Adviser of the Case-law and Research Division Reinis Markvarts, assistant to the Chair of the Department of Criminal Cases Nora Magone and assistant to the Judge of the Department of Administrative Cases Silvija Kuskina shared their experience with colleagues on three topics –publishing of the Supreme Court rulings and use of case-law data bases, allocation of cases, as well as the Supreme Courts’ cooperation practice with universities.
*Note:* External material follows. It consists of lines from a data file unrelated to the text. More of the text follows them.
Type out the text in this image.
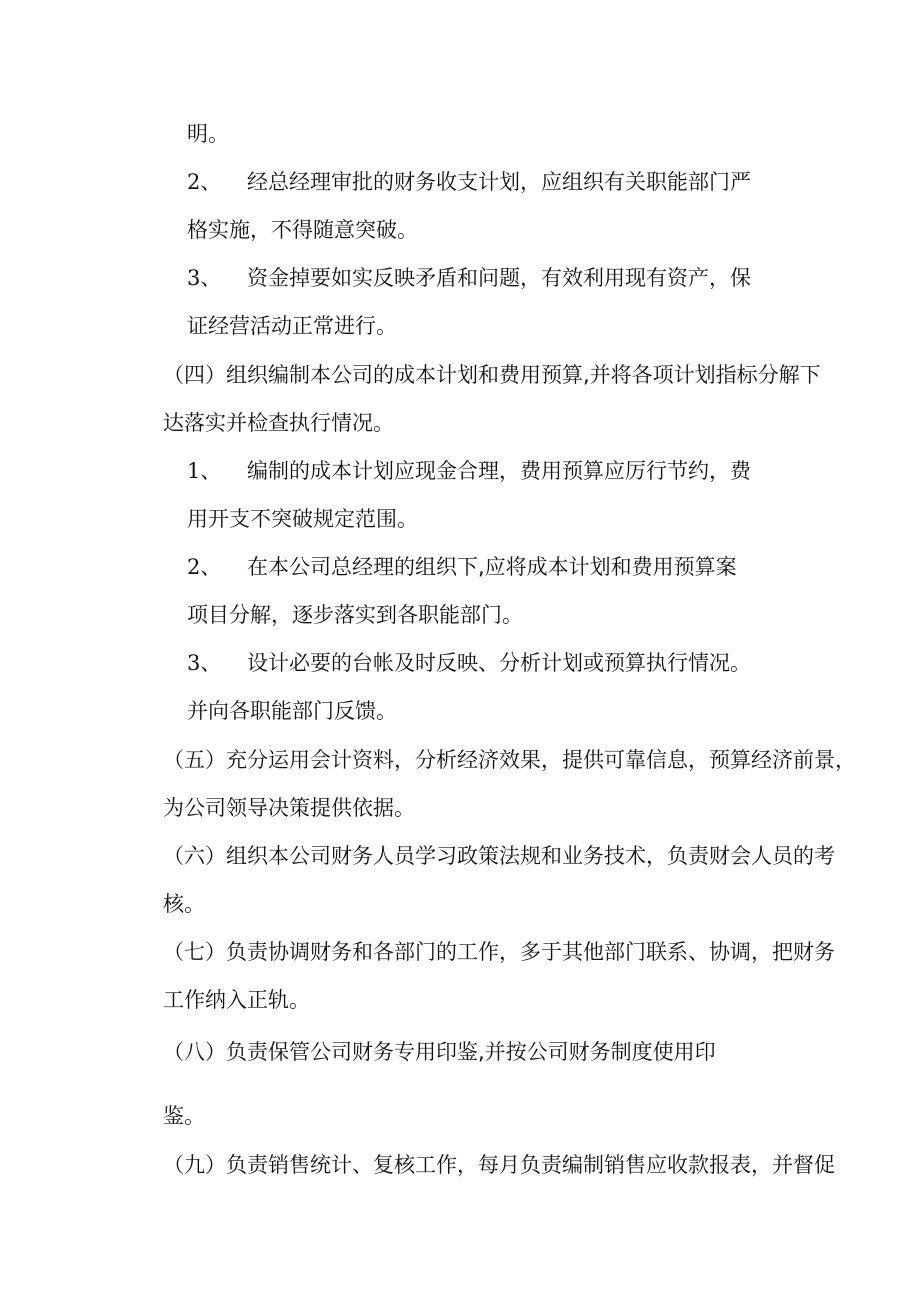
明。
2、 经总经理审批的财务收支计划，应组织有关职能部门严
格实施，不得随意突破。
3、 资金掉要如实反映矛盾和问题，有效利用现有资产，保
证经营活动正常进行。
（四）组织编制本公司的成本计划和费用预算,并将各项计划指标分解下
达落实并检查执行情况。
1、 编制的成本计划应现金合理，费用预算应厉行节约，费
用开支不突破规定范围。
2、 在本公司总经理的组织下,应将成本计划和费用预算案
项目分解，逐步落实到各职能部门。
3、 设计必要的台帐及时反映、分析计划或预算执行情况。
并向各职能部门反馈。
（五）充分运用会计资料，分析经济效果，提供可靠信息，预算经济前景，
为公司领导决策提供依据。
（六）组织本公司财务人员学习政策法规和业务技术，负责财会人员的考
核。
（七）负责协调财务和各部门的工作，多于其他部门联系、协调，把财务
工作纳入正轨。
（八）负责保管公司财务专用印鉴,并按公司财务制度使用印
鉴。
（九）负责销售统计、复核工作，每月负责编制销售应收款报表，并督促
Participants also visited Lithuanian Court Administration, where Lithuanian Court information system was presented. In Lithuania, according to law, distribution of cases takes place electronically, initially names of judges are placed in the system, as well as their specializations, the departments they belong to, planned vacations etc. Derogations from automated distribution of cases are possible only with special justification and subsequent order. Hungarian Supreme Court also uses electronic distribution of cases, but not in all of the Court’s departments. Discussion also touched upon the filters determining how the cases are sent for judicial proceedings – Lithuania has a special panel, composed of three justices, who evaluate, if the case will be reviewed in the Supreme Court. These justices change every three month. In Spain, there is also a special commission that evaluates appealed cases and recommends, whether to accept the case for examination in the Supreme Court.

Discussion with representatives of Lithuanian universities showed that approximately one third of all the justices have a PhD, as well as are lecturing in universities. It is also a common practice in Lithuania for the Supreme Court to ask universities to provide expert opinions about complicated points of law.

Participants of the exchange visit concluded, that this kind of multilateral meetings  provide a valuable opportunity to compare organisation of the work of courts in various countries and to implement good practices. Best practice guide for organizing Supreme Courts’ work will be published at the end of this project, including also the conclusions reached during this experience exchange visit.

Latvian Supreme Court supervises the project Supreme Courts as Guarantors of the Effectiveness of Legal System in European Union, financed by the Directorate General for Justice; also Lithuanian, Spanish and Hungarian Supreme Courts are participating, as well as Antwerp (Belgium) and Ljubljana (Slovenia) Universities.